France's Hollande retreats on family policy after protests

(Photo: REUTERS / Benoit Tessier)People wave trademark pink, blue and white flags during a protest march called, "La Manif pour Tous" (Demonstration for All) against France's legalisation of same-sex marriage and to show their support of traditional family and education values, in Paris February 2, 2014. In April 2013 the French parliament approved a law allowing same-sex couples to marry and to adopt children, a flagship reform pledge by the French president. Banners read, "French Muslims Say NO to Marriage of Homosexuals" (L) and "No to Gender Theory" (R).

PARIS (Reuters) - France's Socialist government dropped plans on Monday to update family law this year after huge weekend protests by conservatives against gay-friendly reforms they say harm traditional families.

The government tried Monday to reassure the protesters, who numbered over 100,000 in Paris and Lyon on Sunday, that the new law would not legalise assisted procreation for lesbian couples or surrogate motherhood for gay men who wanted children.

But when Socialist lawmakers insisted they would amend the planned bill to include those reforms, the government announced the draft law - which would also define the legal rights of step-parents in second marriages - needed more work.

"The government will not submit a family reform bill before the end of the year," the prime minister's office said.

Sunday's protesters, many of the Catholics but also some Muslims, tapped continued resentment against the legalisation of gay marriage last year to pressure the government not to go further and allow ways to help gays have their own children.

Protest leaders accused the government of "family-phobia" and said government assurances the family law would not include those reforms were lies. French law only allows assisted reproduction for married couples with infertility problems.

The government's retreat showed that, with President Francois Hollande's popularity near rock bottom and municipal elections coming up next month, it is eager to avoid further conflicts with increasingly frustrated centre-right voters.

One of Hollande's aides told journalists the priority was instead fighting near-record unemployment and pushing through a tax break scheme meant to get companies hiring again.

Hollande reaped criticism from the right and the left for the decision to postpone the family bill.

Christian Jacob, parliamentary leader of the conservative opposition UMP party, said "the government has gone from a mess to a panic" and urged it to scrap the family law entirely.

Noel Mamere, a Greens deputy allied to Hollande's Socialists, accused the government of caving in to "reactionaries" and the postponement of the family law "shows the great fragility and vulnerability of this government."
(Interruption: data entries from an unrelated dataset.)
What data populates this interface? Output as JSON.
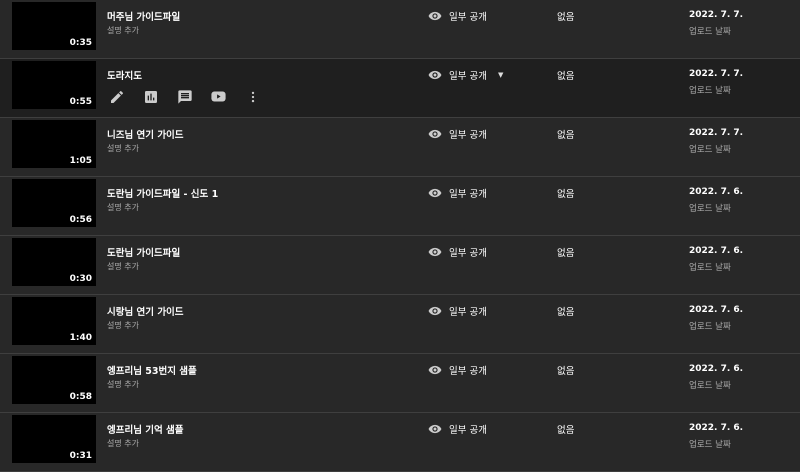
{
  "rows": [
    {
      "title": "머주님 가이드파일",
      "description": "설명 추가",
      "duration": "0:35",
      "visibility": "일부 공개",
      "restrictions": "없음",
      "date": "2022. 7. 7.",
      "date_label": "업로드 날짜"
    },
    {
      "title": "도라지도",
      "description": "",
      "duration": "0:55",
      "visibility": "일부 공개",
      "restrictions": "없음",
      "date": "2022. 7. 7.",
      "date_label": "업로드 날짜"
    },
    {
      "title": "니즈님 연기 가이드",
      "description": "설명 추가",
      "duration": "1:05",
      "visibility": "일부 공개",
      "restrictions": "없음",
      "date": "2022. 7. 7.",
      "date_label": "업로드 날짜"
    },
    {
      "title": "도란님 가이드파일 - 신도 1",
      "description": "설명 추가",
      "duration": "0:56",
      "visibility": "일부 공개",
      "restrictions": "없음",
      "date": "2022. 7. 6.",
      "date_label": "업로드 날짜"
    },
    {
      "title": "도란님 가이드파일",
      "description": "설명 추가",
      "duration": "0:30",
      "visibility": "일부 공개",
      "restrictions": "없음",
      "date": "2022. 7. 6.",
      "date_label": "업로드 날짜"
    },
    {
      "title": "시랑님 연기 가이드",
      "description": "설명 추가",
      "duration": "1:40",
      "visibility": "일부 공개",
      "restrictions": "없음",
      "date": "2022. 7. 6.",
      "date_label": "업로드 날짜"
    },
    {
      "title": "엥프리님 53번지 샘플",
      "description": "설명 추가",
      "duration": "0:58",
      "visibility": "일부 공개",
      "restrictions": "없음",
      "date": "2022. 7. 6.",
      "date_label": "업로드 날짜"
    },
    {
      "title": "엥프리님 기억 샘플",
      "description": "설명 추가",
      "duration": "0:31",
      "visibility": "일부 공개",
      "restrictions": "없음",
      "date": "2022. 7. 6.",
      "date_label": "업로드 날짜"
    }
  ],
  "active_row_actions": [
    "pencil-icon",
    "analytics-icon",
    "comments-icon",
    "youtube-icon",
    "more-vert-icon"
  ],
  "colors": {
    "background": "#282828",
    "active_row": "#1f1f1f",
    "divider": "#3f3f3f",
    "secondary_text": "#aaaaaa"
  }
}
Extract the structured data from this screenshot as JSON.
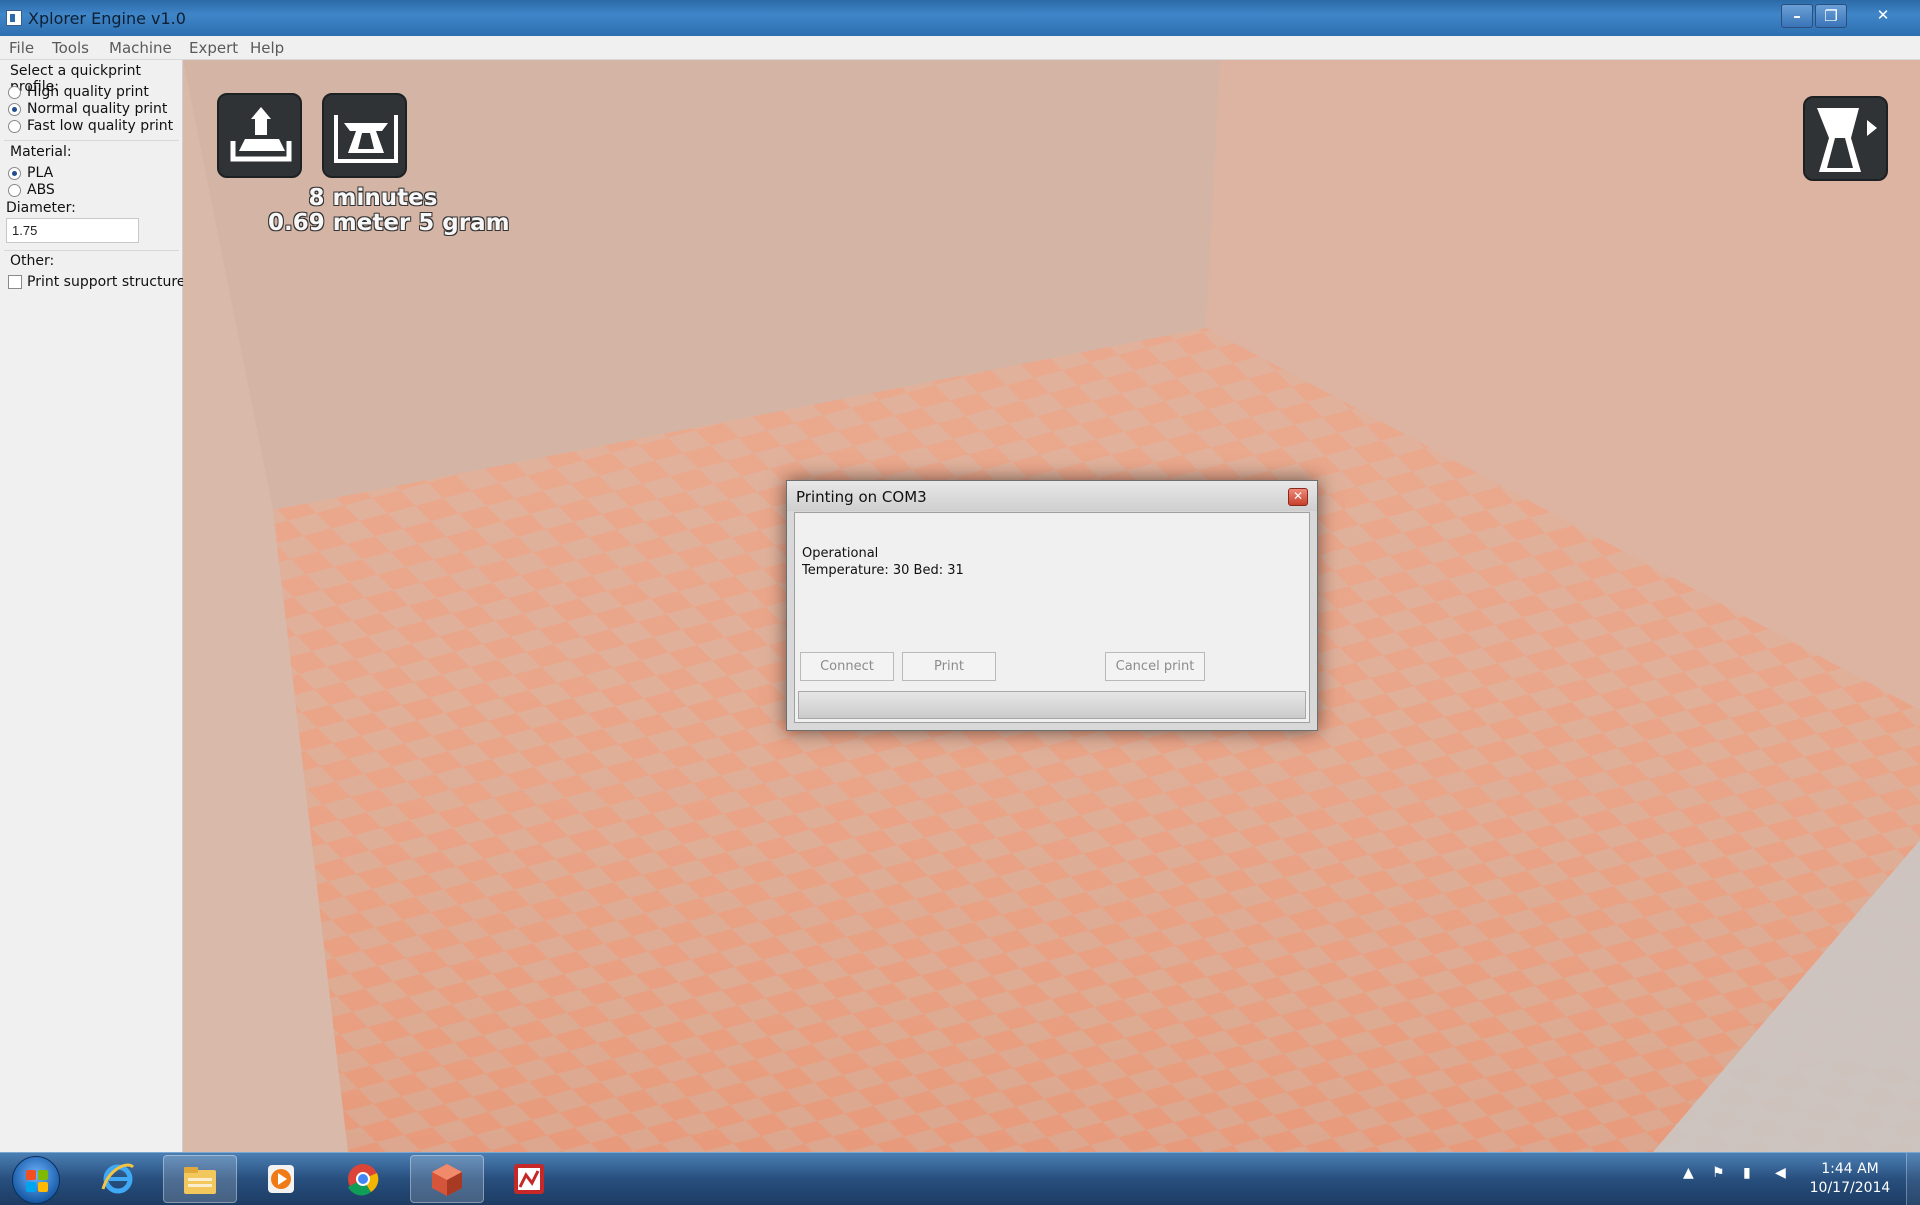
{
  "window": {
    "title": "Xplorer Engine v1.0"
  },
  "menu": [
    "File",
    "Tools",
    "Machine",
    "Expert",
    "Help"
  ],
  "profile": {
    "heading": "Select a quickprint profile:",
    "options": [
      "High quality print",
      "Normal quality print",
      "Fast low quality print"
    ],
    "selected": "Normal quality print"
  },
  "material": {
    "heading": "Material:",
    "options": [
      "PLA",
      "ABS"
    ],
    "selected": "PLA"
  },
  "diameter": {
    "label": "Diameter:",
    "value": "1.75"
  },
  "other": {
    "heading": "Other:",
    "support_label": "Print support structure",
    "support_checked": false
  },
  "viewport": {
    "estimate_time": "8 minutes",
    "estimate_material": "0.69 meter 5 gram",
    "icons": [
      "load-model-icon",
      "print-icon",
      "view-mode-icon"
    ],
    "floor_colors": [
      "#e79a7c",
      "#dca78e"
    ],
    "wall_color": "#d4b3a3"
  },
  "dialog": {
    "title": "Printing on COM3",
    "status_line": "Operational",
    "temperature_line": "Temperature: 30 Bed: 31",
    "buttons": {
      "connect": "Connect",
      "print": "Print",
      "cancel": "Cancel print"
    },
    "progress_percent": 0
  },
  "taskbar": {
    "time": "1:44 AM",
    "date": "10/17/2014",
    "apps": [
      "internet-explorer-icon",
      "file-explorer-icon",
      "media-player-icon",
      "chrome-icon",
      "xplorer-engine-icon",
      "app-icon"
    ]
  }
}
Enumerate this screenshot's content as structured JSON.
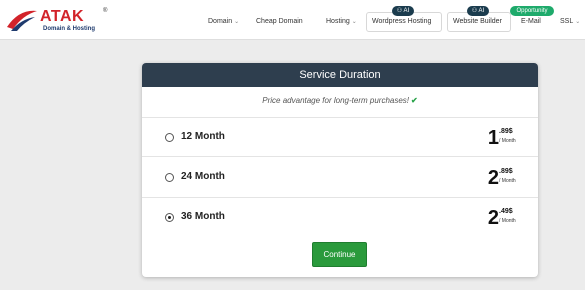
{
  "brand": {
    "name": "ATAK",
    "tagline": "Domain & Hosting",
    "registered_mark": "®",
    "color": "#d2232a"
  },
  "nav": {
    "items": [
      {
        "label": "Domain",
        "has_caret": true
      },
      {
        "label": "Cheap Domain",
        "has_caret": false
      },
      {
        "label": "Hosting",
        "has_caret": true
      },
      {
        "label": "Wordpress Hosting",
        "badge": "AI"
      },
      {
        "label": "Website Builder",
        "badge": "AI"
      },
      {
        "label": "E-Mail",
        "badge": "Opportunity"
      },
      {
        "label": "SSL",
        "has_caret": true
      }
    ]
  },
  "card": {
    "title": "Service Duration",
    "subtitle": "Price advantage for long-term purchases!",
    "check_icon": "✔",
    "options": [
      {
        "label": "12 Month",
        "price_whole": "1",
        "price_decimal": ".89$",
        "per": "/ Month",
        "selected": false
      },
      {
        "label": "24 Month",
        "price_whole": "2",
        "price_decimal": ".89$",
        "per": "/ Month",
        "selected": false
      },
      {
        "label": "36 Month",
        "price_whole": "2",
        "price_decimal": ".49$",
        "per": "/ Month",
        "selected": true
      }
    ],
    "continue_label": "Continue"
  },
  "colors": {
    "header_bar": "#2e3e4e",
    "continue_button": "#2a9a3c",
    "check": "#2aa34a"
  }
}
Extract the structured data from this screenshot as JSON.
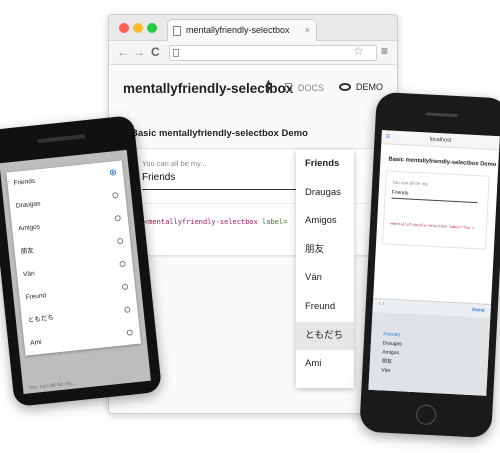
{
  "browser": {
    "tab_title": "mentallyfriendly-selectbox",
    "close_glyph": "×",
    "back_glyph": "←",
    "forward_glyph": "→",
    "reload_glyph": "C",
    "star_glyph": "☆",
    "menu_glyph": "≡",
    "traffic_colors": [
      "#ff5f57",
      "#febc2e",
      "#28c840"
    ]
  },
  "app": {
    "title": "mentallyfriendly-selectbox",
    "docs_label": "DOCS",
    "demo_label": "DEMO",
    "card_title": "Basic mentallyfriendly-selectbox Demo",
    "field_placeholder": "You can all be my...",
    "field_value": "Friends",
    "code_tag": "<mentallyfriendly-selectbox",
    "code_attr": "label=",
    "code_cut": "be"
  },
  "dropdown": {
    "options": [
      "Friends",
      "Draugas",
      "Amigos",
      "朋友",
      "Vän",
      "Freund",
      "ともだち",
      "Ami"
    ],
    "selected": "Friends",
    "highlighted": "ともだち"
  },
  "android": {
    "options": [
      "Friends",
      "Draugas",
      "Amigos",
      "朋友",
      "Vän",
      "Freund",
      "ともだち",
      "Ami"
    ],
    "selected": "Friends",
    "field_hint": "You can all be my...",
    "accent": "#2d7fd6"
  },
  "iphone": {
    "url": "localhost",
    "card_title": "Basic mentallyfriendly-selectbox Demo",
    "field_placeholder": "You can all be my...",
    "field_value": "Friends",
    "code": "<mentallyfriendly-selectbox label=\"You c",
    "done_label": "Done",
    "picker_options": [
      "Friends",
      "Draugas",
      "Amigos",
      "朋友",
      "Vän"
    ],
    "picker_selected": "Friends"
  }
}
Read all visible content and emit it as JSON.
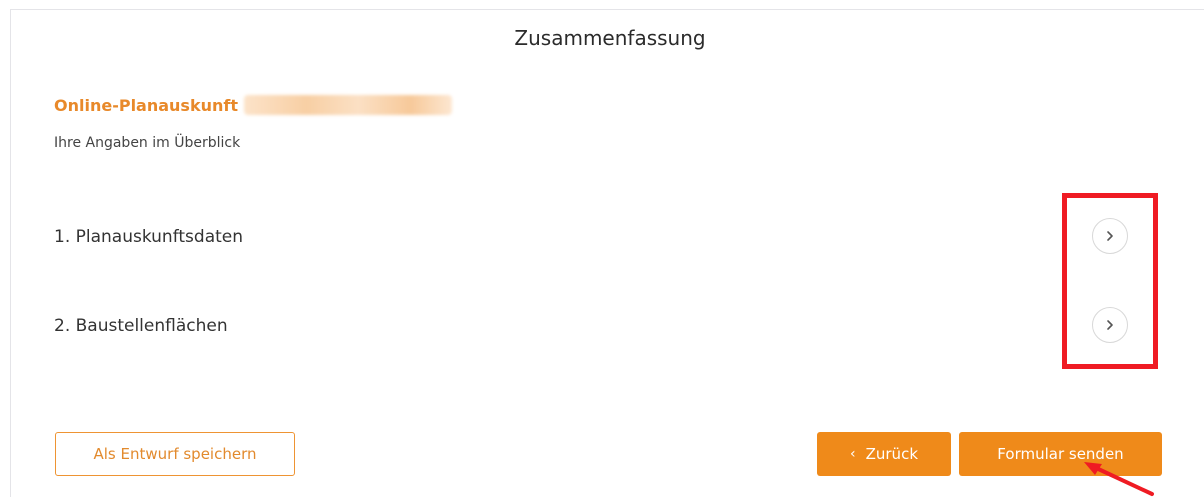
{
  "page": {
    "title": "Zusammenfassung"
  },
  "summary": {
    "heading": "Online-Planauskunft",
    "subtitle": "Ihre Angaben im Überblick"
  },
  "sections": [
    {
      "label": "1. Planauskunftsdaten",
      "icon": "chevron-right-icon"
    },
    {
      "label": "2. Baustellenflächen",
      "icon": "chevron-right-icon"
    }
  ],
  "buttons": {
    "save_draft": "Als Entwurf speichern",
    "back": "Zurück",
    "back_icon": "‹",
    "submit": "Formular senden"
  },
  "colors": {
    "accent": "#ef8a1a",
    "heading_orange": "#e8892a",
    "annotation_red": "#ef1b23"
  }
}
Although several mass protests last year failed to stop the Socialist majority from passing the same-sex marriage law, the conflict mobilised many middle class French who accepted civil unions for homosexuals but felt gay marriage went too far.

These families were joined on Sunday by others firmly opposed to new gender equality lessons in state primary schools that they say will confuse their children's sexual identity by teaching so-called gender theory.

Interior Minister Manuel Valls further angered them in comments on Sunday that lumped them together with violent far-right radicals and anti-Semites who protested a week ago.